Elizabeth Grosz: The Future of Feminist Theory: Dreams for New Knowledges

This fascinating talk by feminist theorist Elizabeth Grosz was recorded in Duke in 2007 as part of a 2 day feminist theory workshop there that year.  This talk was the keynote, offering a ‘utopian’ future vision and direction for feminist theory.  Her vision is largely Deleuzian, foregrounding events, becoming and the importance of concepts for feminist and social theory.  One aspect in this vision that I particularly liked is the necessity for feminist theory to transcend discourse and representation; to finally engage with the real, ‘which exists before texts and allows texts to refer’.  Perhaps unexpectedly, Grosz, here and elsewhere, aims to reintroduce Darwin as a ‘radical social thinker’.  Her conclusion rests on a number of recommended ‘displacements’ necessary for the future of feminist theory, which are based on the turn from identity politics and the ‘subject’.  She recommends a ‘five-year moratorium on speaking on the ‘self'”, for example’.  Secondly, she suggests a turn from epistemology toward ontology; for a thinking of the real over and against representation.  A thinking of real matter, force and energy etc.  Finally, Grosz recommends not an affirmation of the subject subjectified by culture, but rather an affirmation of the in-human; of animal becoming and microbial becoming, and to think what this means for sexual difference.
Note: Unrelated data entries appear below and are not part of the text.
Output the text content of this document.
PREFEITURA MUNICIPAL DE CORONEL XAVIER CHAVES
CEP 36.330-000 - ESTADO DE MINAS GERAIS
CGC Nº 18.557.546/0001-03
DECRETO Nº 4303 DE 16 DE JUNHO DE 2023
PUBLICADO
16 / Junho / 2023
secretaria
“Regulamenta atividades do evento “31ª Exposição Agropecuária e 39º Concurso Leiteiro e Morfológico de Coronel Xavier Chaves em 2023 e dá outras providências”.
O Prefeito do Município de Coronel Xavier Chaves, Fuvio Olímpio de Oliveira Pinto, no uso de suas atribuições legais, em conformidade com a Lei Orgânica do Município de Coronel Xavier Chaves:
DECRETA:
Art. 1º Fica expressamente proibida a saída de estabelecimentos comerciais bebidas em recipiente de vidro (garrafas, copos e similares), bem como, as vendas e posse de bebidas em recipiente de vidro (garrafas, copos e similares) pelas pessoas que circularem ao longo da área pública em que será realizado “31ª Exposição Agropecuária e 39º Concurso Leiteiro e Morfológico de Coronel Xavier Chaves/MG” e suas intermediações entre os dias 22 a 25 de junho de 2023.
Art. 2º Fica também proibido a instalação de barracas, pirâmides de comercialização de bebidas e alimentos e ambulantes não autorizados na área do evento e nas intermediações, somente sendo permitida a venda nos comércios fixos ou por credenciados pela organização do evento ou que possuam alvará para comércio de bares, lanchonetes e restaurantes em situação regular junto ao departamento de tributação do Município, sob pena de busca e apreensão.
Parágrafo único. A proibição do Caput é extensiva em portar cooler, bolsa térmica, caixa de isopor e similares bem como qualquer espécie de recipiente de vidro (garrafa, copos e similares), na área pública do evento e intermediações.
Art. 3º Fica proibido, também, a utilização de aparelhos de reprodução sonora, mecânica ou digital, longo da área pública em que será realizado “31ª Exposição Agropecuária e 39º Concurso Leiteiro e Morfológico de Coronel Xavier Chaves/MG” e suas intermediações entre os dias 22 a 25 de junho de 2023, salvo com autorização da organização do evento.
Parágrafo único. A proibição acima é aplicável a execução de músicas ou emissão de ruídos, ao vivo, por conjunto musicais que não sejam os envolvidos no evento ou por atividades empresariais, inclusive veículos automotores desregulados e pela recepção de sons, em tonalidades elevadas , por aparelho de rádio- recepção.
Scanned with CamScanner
My only comment is that Whitehead might also be deployed in this project.  Most of what is said here is decidedly Whiteheadian as much as it is Deleuzian, if not more so. There are also echos of Latour and Stengers, two well known champions of Whitehead, in this new feminist future.  I wonder, in the five years since this talk was recorded, if much progress has been made in this, I think correct, direction?  Or has the lure of anthropomorphism and ‘the subject’ proved too strong?

Accepting what A.R. Ammons called ‘the becoming thought’ is nevertheless where theoretical thinking  appears to be currently at.  It would be interesting to read a Whiteheadian feminist theory in place of the more common Deleuzian one.  Perhaps that will fall to Butler in the future.